I have an Excel-reader, where I put the results in sparks dataframes. I have problems with parsing the timestamps.
I have timestamps as strings like Wed Dec 08 10:49:59 CET 2021
. I was using spark-sql version 2.4.5
and everything worked fine until I recently updated to version 3.1.2
.
Please find some minimal code below.
import org.apache.spark.sql.SparkSession
import org.apache.spark.sql.functions.{col, to_timestamp}
val ts: String = "Wed Dec 08 20:49:59 CET 2021"
val oldfmt: String = "E MMM dd HH:mm:ss z yyyy"
val ttdf = Seq(ts)
.toDF("theTimestampColumn")
.withColumn("parsedTime", to_timestamp(col("theTimestampColumn"), fmt = oldfmt))
ttdf.show()
Running this code with spark version 2.4.5
works like expected and produces the following output:
+--------------------+-------------------+
| theTimestampColumn| parsedTime|
+--------------------+-------------------+
|Wed Dec 08 20:49:...|2021-12-08 20:49:59|
+--------------------+-------------------+
Now, executing the same code, just with spark version 3.1.2
, results in the following error:
Exception in thread "main" org.apache.spark.SparkUpgradeException:
You may get a different result due to the upgrading of Spark 3.0:
Fail to recognize 'E MMM dd HH:mm:ss z yyyy' pattern in the DateTimeFormatter.
1) You can set spark.sql.legacy.timeParserPolicy to LEGACY to restore the behavior before Spark 3.0.
2) You can form a valid datetime pattern with the guide from https://spark.apache.org/docs/latest/sql-ref-datetime-pattern.html
(clickable link: https://spark.apache.org/docs/latest/sql-ref-datetime-pattern.html)
This website doesn't help me further.
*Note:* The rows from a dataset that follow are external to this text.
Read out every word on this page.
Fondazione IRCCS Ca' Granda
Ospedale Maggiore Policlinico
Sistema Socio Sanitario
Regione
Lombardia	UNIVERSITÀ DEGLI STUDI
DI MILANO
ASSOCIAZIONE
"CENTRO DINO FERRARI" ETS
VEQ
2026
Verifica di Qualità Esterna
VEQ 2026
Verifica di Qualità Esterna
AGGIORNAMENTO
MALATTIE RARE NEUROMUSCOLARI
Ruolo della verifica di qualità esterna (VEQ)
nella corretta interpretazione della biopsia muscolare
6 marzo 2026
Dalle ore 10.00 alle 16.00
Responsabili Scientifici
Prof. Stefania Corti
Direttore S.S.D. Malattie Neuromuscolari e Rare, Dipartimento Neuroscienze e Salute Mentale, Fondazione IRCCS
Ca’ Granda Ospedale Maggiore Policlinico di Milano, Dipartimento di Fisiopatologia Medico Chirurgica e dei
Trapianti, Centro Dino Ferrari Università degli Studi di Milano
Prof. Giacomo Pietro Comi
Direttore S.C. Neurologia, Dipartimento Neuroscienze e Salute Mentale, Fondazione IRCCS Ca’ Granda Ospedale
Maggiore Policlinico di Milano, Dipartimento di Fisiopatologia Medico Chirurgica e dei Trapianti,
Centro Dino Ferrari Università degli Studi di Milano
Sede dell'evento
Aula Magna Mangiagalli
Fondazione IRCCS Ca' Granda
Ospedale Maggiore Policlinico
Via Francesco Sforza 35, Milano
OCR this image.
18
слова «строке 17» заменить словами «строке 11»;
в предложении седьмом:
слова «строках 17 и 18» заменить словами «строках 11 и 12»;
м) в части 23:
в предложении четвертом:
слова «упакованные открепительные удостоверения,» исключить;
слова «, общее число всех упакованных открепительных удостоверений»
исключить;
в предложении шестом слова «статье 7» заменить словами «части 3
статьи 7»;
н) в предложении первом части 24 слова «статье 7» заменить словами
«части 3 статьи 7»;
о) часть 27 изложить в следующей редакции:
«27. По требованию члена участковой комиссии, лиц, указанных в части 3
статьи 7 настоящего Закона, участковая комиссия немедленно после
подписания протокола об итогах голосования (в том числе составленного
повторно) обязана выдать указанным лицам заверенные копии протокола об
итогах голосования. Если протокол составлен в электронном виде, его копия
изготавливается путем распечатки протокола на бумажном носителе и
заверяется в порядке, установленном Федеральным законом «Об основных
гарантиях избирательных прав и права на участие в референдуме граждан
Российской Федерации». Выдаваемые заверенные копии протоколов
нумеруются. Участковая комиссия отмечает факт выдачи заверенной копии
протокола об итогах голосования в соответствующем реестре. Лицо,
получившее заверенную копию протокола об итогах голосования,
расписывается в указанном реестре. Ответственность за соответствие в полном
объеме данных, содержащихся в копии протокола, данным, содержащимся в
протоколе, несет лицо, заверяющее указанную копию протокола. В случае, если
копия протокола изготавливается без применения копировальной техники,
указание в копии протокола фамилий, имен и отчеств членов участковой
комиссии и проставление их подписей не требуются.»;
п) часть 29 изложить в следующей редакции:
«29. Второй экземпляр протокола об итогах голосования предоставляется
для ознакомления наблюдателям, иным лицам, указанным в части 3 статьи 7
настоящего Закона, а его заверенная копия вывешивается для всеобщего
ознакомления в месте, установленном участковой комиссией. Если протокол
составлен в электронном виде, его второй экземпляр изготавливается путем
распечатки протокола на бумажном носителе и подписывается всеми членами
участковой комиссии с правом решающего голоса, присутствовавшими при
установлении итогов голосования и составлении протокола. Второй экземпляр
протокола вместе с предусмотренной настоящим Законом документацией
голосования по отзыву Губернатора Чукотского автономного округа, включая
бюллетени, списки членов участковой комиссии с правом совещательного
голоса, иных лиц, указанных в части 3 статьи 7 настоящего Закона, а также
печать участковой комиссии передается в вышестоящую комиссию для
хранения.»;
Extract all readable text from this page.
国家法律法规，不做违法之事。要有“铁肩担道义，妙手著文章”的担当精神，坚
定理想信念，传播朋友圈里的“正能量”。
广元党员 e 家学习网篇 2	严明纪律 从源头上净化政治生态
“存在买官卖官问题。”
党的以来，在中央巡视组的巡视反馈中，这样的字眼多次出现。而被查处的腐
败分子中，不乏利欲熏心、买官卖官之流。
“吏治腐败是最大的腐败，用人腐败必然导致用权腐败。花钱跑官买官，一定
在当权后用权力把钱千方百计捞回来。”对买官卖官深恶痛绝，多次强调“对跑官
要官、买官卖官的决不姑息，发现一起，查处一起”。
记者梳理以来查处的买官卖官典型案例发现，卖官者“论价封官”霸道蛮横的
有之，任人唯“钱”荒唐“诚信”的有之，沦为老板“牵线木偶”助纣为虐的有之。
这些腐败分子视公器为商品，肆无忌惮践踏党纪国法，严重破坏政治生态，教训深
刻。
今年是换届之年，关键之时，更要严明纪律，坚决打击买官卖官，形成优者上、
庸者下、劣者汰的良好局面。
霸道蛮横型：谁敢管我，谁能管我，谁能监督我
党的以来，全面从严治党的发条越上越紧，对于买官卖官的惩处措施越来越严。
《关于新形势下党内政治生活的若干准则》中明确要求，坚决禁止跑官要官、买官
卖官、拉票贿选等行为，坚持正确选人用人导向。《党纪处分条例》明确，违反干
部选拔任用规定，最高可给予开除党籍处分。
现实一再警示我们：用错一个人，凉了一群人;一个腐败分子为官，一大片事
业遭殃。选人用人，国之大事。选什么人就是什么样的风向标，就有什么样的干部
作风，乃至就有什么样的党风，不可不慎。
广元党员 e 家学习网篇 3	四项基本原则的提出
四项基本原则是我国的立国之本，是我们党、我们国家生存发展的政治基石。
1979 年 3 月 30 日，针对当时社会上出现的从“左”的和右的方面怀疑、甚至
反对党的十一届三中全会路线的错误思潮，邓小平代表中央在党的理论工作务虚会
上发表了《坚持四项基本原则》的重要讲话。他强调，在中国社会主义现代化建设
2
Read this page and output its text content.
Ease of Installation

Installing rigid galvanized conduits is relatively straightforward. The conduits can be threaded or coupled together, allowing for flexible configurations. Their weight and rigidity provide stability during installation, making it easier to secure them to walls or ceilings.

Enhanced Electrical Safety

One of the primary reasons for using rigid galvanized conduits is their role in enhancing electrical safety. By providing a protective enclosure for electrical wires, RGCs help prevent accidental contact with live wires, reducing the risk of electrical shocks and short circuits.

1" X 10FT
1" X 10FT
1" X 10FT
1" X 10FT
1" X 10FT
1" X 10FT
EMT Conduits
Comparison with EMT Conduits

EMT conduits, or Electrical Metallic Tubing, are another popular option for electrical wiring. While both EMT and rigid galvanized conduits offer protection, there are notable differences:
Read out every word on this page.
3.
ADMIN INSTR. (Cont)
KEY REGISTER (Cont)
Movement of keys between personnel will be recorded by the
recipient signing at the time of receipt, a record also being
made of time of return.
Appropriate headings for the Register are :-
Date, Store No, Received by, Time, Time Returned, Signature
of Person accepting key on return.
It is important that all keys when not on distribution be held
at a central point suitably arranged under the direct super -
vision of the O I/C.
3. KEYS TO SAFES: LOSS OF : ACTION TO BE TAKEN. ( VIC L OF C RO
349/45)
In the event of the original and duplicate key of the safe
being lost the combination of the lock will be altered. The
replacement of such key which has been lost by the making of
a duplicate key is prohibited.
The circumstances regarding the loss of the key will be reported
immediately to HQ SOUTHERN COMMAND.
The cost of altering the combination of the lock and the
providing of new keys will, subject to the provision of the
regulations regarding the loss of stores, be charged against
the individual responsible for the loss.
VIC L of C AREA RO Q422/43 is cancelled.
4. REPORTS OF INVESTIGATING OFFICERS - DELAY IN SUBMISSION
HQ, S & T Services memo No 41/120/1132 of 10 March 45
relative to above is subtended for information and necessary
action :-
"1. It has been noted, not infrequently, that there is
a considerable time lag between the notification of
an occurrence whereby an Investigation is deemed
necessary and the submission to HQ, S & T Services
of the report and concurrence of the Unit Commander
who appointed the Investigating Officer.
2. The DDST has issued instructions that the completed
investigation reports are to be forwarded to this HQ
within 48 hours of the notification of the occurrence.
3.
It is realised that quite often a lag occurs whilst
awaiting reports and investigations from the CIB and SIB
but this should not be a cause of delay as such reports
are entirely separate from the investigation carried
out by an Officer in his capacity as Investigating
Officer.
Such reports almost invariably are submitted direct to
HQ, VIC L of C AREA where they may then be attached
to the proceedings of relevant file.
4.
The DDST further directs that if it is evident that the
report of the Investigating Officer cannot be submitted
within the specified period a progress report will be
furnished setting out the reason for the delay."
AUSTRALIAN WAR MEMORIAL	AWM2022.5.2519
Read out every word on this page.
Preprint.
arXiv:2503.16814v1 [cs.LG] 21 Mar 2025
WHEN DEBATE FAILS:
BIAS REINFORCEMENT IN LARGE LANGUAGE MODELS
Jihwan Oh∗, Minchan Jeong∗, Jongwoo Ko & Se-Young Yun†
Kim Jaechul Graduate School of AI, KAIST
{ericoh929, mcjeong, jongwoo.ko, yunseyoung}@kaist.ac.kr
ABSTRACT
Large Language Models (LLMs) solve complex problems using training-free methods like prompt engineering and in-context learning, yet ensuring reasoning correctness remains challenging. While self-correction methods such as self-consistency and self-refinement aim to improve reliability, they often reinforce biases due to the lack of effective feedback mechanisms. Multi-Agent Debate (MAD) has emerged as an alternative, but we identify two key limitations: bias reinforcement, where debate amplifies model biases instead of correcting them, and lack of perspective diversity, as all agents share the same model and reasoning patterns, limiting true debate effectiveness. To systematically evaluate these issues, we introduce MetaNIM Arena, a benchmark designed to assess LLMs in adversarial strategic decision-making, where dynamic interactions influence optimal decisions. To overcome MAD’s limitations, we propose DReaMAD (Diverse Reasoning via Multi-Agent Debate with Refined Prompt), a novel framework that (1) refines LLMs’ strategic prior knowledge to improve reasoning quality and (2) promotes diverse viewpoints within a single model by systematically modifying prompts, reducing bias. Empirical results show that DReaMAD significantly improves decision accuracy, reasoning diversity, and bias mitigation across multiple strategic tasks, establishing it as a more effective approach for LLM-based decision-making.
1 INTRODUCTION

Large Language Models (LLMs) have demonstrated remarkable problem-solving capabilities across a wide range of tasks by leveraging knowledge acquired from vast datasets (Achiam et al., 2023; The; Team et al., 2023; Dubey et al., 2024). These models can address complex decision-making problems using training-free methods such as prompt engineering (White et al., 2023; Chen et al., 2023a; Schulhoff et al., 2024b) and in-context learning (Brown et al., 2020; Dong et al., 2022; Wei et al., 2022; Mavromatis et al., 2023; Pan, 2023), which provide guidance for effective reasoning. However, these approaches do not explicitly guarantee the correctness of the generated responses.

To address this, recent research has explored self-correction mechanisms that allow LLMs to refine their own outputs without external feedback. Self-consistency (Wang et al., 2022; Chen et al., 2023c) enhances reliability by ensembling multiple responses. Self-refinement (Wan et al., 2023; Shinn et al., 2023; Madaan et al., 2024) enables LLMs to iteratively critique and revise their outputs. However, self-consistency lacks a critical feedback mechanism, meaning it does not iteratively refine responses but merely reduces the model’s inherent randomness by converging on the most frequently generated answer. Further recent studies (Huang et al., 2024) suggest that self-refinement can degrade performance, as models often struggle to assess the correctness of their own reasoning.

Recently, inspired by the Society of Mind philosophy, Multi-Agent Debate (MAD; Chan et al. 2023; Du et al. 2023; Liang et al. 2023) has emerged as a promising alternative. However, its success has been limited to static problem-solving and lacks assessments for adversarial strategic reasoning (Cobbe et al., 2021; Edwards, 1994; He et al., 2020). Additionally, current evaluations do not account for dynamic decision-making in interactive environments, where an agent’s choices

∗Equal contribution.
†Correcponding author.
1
I don't find any mistakes in my formatstring.
The symbol E
represents the day-of-week
as text like Tue; Tuesday
.
The symbol M
represents the month-of-year
like 7; 07; Jul; July
. The symbols H,m,s,y
are hours, minutes, seconds or years, respectively. The symbol z
denotes the time-zone name
like Pacific Standard Time; PST
.
Do I miss something obvious here?
Any help will be really appreciated. Thank you in advance.
You can use E
only for datetime formatting and not for parsing, as stated in datetime pattern documentation:
Symbols of ‘E’, ‘F’, ‘q’ and ‘Q’ can only be used for datetime formatting, e.g. date_format. They are not allowed used for datetime parsing, e.g. to_timestamp.
If you want to apply behavior of Spark version <3.0, you can set spark.sql.legacy.timeParserPolicy
option to LEGACY
:
sparkSession.conf.set("spark.sql.legacy.timeParserPolicy", "LEGACY")
And if you don't want to change spark configuration, you can remove the characters representing day with substr
SQL function:
import org.apache.spark.sql.functions.{col, to_timestamp, expr}
val ts: String = "Wed Dec 08 20:49:59 CET 2021"
val fmt: String = "MMM dd HH:mm:ss z yyyy"
val ttdf = Seq(ts)
.toDF("theTimestampColumn")
.withColumn("preparedTimestamp", expr("substr(theTimestampColumn, 5, length(theTimestampColumn))"))
.withColumn("parsedTime", to_timestamp(col("preparedTimestamp"), fmt = fmt))
.drop("preparedTimestamp")